Only backup changes

Hi all,

I’ve just come from CrashPlan where I had my backups setup to only upload any changes made to the folders I wanted backed up.

One of the folders I backup contains all of my photos. If I delete files from it, add files to it, or move files within it, then I need those changes reflected in my backup.

I don’t want to have to upload the entire folder again. A) because of its size, and; B) because of my cruddy internet speed.

Being new to Duplicacy I’m wondering, is this already the way Duplicacy works? If not, is there a way I can make it work this way (using the web interface)?

Cheers

Absolutely. Duplicacy always does incrementals after the initial backup.

In fact, these incrementals are unlike most backups in that they also function as full snapshots, so there’s no point doing full backups (although there is a -hash option to force checking contents instead of looking at timestamps etc., but even that doesn’t waste upload bandwidth or storage space).

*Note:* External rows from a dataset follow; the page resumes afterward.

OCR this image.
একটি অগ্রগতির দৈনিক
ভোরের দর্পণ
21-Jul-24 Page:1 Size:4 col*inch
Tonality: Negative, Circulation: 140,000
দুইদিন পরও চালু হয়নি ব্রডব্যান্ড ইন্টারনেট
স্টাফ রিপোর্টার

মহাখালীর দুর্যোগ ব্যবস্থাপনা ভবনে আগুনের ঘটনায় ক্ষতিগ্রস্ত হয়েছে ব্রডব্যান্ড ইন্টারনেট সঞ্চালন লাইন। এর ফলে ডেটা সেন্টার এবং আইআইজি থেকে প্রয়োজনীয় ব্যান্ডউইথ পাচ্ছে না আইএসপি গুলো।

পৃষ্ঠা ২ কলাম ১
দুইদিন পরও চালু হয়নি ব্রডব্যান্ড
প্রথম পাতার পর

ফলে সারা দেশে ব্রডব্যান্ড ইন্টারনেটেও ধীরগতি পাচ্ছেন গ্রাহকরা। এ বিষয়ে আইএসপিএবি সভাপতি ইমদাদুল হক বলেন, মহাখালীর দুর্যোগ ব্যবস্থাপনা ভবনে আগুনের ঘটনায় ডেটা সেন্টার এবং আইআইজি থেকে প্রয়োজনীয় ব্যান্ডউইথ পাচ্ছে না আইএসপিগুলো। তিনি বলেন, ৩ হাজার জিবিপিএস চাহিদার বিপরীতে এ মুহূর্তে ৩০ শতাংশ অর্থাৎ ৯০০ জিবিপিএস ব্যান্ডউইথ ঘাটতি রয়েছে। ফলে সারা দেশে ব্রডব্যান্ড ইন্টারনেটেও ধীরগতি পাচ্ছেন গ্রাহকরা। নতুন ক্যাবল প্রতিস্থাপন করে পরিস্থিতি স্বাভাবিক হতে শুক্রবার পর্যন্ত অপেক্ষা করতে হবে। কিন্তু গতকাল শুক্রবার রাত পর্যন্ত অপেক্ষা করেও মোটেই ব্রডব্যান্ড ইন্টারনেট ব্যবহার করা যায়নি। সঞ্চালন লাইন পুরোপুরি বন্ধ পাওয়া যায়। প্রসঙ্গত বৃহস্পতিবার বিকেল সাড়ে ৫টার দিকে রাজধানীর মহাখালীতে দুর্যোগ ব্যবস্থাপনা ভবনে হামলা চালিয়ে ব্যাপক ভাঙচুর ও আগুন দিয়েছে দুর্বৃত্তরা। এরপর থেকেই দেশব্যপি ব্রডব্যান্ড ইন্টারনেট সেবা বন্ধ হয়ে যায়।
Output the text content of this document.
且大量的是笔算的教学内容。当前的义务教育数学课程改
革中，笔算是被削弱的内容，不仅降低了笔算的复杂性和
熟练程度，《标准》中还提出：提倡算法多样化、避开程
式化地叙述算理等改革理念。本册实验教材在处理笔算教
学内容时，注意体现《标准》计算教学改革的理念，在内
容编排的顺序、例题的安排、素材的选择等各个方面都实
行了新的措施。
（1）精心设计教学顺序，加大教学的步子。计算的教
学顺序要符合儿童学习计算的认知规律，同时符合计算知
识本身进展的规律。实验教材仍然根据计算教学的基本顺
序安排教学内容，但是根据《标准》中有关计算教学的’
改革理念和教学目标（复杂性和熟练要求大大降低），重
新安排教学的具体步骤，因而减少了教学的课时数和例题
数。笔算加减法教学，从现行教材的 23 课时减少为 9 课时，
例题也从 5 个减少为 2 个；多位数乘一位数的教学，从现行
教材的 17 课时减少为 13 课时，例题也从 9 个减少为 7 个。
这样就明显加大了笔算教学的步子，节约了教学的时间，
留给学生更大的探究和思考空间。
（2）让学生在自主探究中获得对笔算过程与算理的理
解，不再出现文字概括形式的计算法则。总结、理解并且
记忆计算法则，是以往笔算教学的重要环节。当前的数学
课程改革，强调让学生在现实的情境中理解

I would encourage you to read the CLI readme and some of the docs there, including the bit about Lock Free Deduplication, to see how the underlying engine works.

2 Likes

I would have phrased it slightly differently: in duplicacy the distinction between full and incremental backup doesn’t make sense. All backups are full backups (in the sense that they allow you to restore all files in that backup, even if you delete (prune) all other backups. And they are all incremental in the sense that data that has previously been uploaded to the backup storage will not be uploaded a second time. Right?

2 Likes

I would further clarify that while this is correct, there are two modes:

  1. Mode 1 where Duplicacy traverses your whole file tree and uploads all “chunks” which don’t already exist. If it is a redundant backup with only minor changes, then only the new and different chunks will be uploaded. However, it still takes time for Duplicacy to “go through the motions” of checking each individual chunk to see whether it already exists or not
  2. Mode 2 where Duplicacy makes an internal record of all files previously backed up, and only visits those files that have changed. It then breaks those into chunks, and again uploads only the chunks that don’t already exist. This is useful, say, if you have a movie file that you changed the meta information for, but did not change the data. Any backup program, including Duplicacy, will see this as “changed.” However, with Duplicacy, if the original movie file was already backed up, then only the new/different “chunk(s)” containing the changed metadata would be uploaded, potentially saving lots of bandwidth.

In any case, Mode 2 is faster than Mode 1 because it doesn’t have to do nearly as much work - but in the end, both result in the same space taken on the backup destination. The destination is the same, only the journey is expedited (in mode 2). So, on the first pass, Duplicacy does #1 above, then on the following passes, it does #2 (no, we’re not referring to potty training :wink: )

I have a RAID with 22TB of data on it, but with Duplicacy this gets down to about 8TB for the backups, and incrementals add only a tiny bit too that.

Morgan

3 Likes

Wow, that made my head hurt. But the Lock Free Deduplication side of things really lost me.

Thanks for the info guys. Sounds like it’s doing exactly as I need it to.

How I just need to work out how to get it to backup to my secondary local drive and also to the cloud, without me adding seperate backup jobs for each folder/storage location. I’ve read a few threads here and it seems this is something I can do through scheduling?

How do you set your backup to use Mode 2?

Duplicacy by default runs the initial backup in Mode 1 and any subsequent backup in Mode 2. The -hash option would force Mode 1 for any backup.